Gonna be a scorcher. Again.

But our farmers are working hard and here's what they have provided for us this week:

Store In The Fridge:
Ambrosia Melon-Northern Neck Fruits and Vegetables
Green Beans-Northern Neck Fruits and Vegetables
Cucumbers-Northern Neck Fruits and Vegetables
Corn-Miller Farm

Store In A Cool Dry Place:
Roma Tomatoes-Northern Neck Fruits and Vegetables
Sweet Ring Onions-Miller Farm

If you have a kombucha bottle to return, you can just leave it on the table.


Also Available:

Organic Pastured Chicken Eggs: $4 a dozen

Whole Milk Plain Yogurt, Made by Christy (Ingredients: Local Pasteurized Grass Fed Whole Milk, Yogurt Culture (from Local Grass Fed Biodynamic Yogurt)-Please Return The Glass Jar
$3 for a 16 oz jar, $6 for a 32 oz. jar

The yogurt is tangy and there is no sweetener added. If you have little ones this is a great flavor to them accustomed to early on, as early as 7 or 8 months. Our kids will eat an entire bowl of plain yogurt without blinking. For a treat we may add homemade granola, fresh fruit, or raw honey. We also use it to top oatmeal, put it in smoothies, or for dressing and dips.
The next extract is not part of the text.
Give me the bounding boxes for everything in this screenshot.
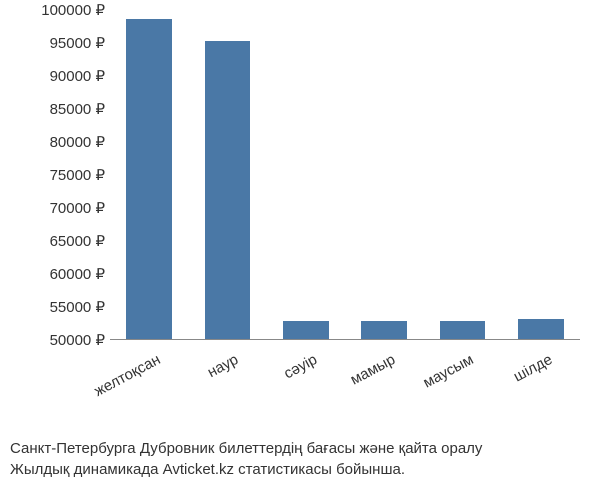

Kombucha is not quite ready-still fermenting. Each batch is tasted and tested until it's at the proper pH before I bottle it for a second fermentation. Hopefully you guys who got some last week enjoyed it! Lots available next week.


Recipes and Information

Ambrosia Melon:
Ambrosia melon is an exotic melon hybrid that might be confused with a cantaloupe, but it’s quite different. Its flesh is very sweet, tender and pale orange in color with a flavor described as “a combination of all melons plus flowers.”
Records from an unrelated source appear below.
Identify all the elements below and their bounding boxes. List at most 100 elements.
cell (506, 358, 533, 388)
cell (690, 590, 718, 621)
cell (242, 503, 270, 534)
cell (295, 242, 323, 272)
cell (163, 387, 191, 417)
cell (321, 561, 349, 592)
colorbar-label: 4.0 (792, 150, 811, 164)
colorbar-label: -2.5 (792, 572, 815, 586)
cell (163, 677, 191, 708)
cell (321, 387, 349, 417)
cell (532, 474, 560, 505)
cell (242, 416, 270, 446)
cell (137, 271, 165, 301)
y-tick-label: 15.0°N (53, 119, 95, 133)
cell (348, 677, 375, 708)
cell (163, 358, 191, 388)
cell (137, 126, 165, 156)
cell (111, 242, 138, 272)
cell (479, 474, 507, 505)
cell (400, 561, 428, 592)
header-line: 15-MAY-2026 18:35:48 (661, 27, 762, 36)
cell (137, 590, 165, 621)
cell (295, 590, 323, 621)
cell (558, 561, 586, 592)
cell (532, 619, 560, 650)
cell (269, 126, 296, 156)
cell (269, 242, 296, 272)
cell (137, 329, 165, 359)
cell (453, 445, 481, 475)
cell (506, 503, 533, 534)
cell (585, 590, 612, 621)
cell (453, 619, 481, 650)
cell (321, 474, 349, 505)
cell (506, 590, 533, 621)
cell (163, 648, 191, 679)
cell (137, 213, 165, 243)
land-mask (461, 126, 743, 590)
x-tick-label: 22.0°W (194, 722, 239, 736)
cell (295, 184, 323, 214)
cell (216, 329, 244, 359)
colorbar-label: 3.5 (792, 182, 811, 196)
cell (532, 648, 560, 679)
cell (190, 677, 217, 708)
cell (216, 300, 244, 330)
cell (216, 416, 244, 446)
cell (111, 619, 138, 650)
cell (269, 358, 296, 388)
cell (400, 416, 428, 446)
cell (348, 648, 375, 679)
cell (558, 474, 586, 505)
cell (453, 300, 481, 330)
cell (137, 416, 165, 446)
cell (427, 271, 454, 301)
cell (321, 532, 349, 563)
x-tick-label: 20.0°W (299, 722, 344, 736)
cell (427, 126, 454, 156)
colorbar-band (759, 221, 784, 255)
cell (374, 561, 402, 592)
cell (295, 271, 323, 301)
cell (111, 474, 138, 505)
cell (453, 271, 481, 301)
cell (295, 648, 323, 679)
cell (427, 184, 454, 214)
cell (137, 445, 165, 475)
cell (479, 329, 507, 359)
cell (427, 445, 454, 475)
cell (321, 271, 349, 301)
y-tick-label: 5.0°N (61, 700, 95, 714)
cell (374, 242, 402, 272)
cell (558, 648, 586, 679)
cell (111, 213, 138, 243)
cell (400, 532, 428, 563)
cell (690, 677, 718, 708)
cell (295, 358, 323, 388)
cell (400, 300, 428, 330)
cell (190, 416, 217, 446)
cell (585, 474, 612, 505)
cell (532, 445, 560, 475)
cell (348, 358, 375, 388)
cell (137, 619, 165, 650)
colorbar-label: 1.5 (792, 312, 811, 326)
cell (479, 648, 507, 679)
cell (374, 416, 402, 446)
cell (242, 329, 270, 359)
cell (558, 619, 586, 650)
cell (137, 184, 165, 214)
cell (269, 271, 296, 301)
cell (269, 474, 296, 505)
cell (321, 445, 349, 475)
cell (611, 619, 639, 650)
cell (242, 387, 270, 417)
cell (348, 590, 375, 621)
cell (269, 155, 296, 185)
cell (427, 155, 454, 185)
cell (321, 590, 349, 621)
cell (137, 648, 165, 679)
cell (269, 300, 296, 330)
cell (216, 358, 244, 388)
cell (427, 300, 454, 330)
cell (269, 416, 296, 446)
Quick Picked Cucumber Melon Salad

from food52.com

4 small or 2 large cucumbers, peeled and sliced 1/2 inch thin (if using large remove seeds)

3 cups sweet melon, cubed

2 tablespoons plus two teaspoons granulated sugar

1 tablespoon salt

black pepper, to taste

2 slices proscuitto or favorite cured meat or 1/2 cup crumbled feta cheese

In a bowl, mix together the cucumbers and melon. Sprinkle over with the sugar and salt. The salad will begin to expel liquid almost immediately. Let sit 10-20 minutes and drain well. Return to the fridge until ready to serve.
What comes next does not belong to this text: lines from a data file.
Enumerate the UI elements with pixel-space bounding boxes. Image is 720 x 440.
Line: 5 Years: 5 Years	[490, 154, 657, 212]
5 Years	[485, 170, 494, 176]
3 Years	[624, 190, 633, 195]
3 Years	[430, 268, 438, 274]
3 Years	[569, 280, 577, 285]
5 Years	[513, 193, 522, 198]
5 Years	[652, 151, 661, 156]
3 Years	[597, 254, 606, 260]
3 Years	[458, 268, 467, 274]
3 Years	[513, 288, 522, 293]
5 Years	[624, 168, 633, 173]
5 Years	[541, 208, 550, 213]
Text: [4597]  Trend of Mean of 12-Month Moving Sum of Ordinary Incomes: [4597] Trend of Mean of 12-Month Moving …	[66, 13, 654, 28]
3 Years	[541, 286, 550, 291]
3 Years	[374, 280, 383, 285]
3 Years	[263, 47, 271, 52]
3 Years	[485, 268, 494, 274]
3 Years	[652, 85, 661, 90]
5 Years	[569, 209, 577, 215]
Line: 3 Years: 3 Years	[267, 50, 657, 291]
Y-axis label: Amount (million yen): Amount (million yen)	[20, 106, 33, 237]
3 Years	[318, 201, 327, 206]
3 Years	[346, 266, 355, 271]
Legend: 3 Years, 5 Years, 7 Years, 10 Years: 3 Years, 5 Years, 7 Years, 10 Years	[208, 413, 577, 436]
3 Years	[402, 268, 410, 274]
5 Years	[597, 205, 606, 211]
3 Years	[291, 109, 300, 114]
Before your picnic/casual lunch/classy dinner party, drain the salad again and remove to a serving bowl. Add a grind of black pepper and sprinkle over the prosciutto or feta (using both will add too much salt; not recommended). Spoon into bowls or eat straight from the serving dish with your fingers, trying to keep the cucumber-melon juice off your chin.

Chili Oil Green Beans

1/2 LB green beans (washed and make sure the stem end it snapped or cut off)

2-3 TBS of Chinese chili oil (depending on how much heat you like)2 TBS soy sauce or Tamari sauce (Tamari is a Japanese version of soy sauce that is deeper, richer and earthier, and gluten-free)

1 TBS sesame oil

Heat the oven up to 450 degrees.Mix together the soy sauce, chili oil and sesame oil. Put your green beans in a big bowl and toss with the sauce mixture.Pour out into a baking tray lined with foil, pop in the oven and cook for 20 minutes. Once in a while you can go in an toss the green beans around to avoid the bottom layer burning.Enjoy!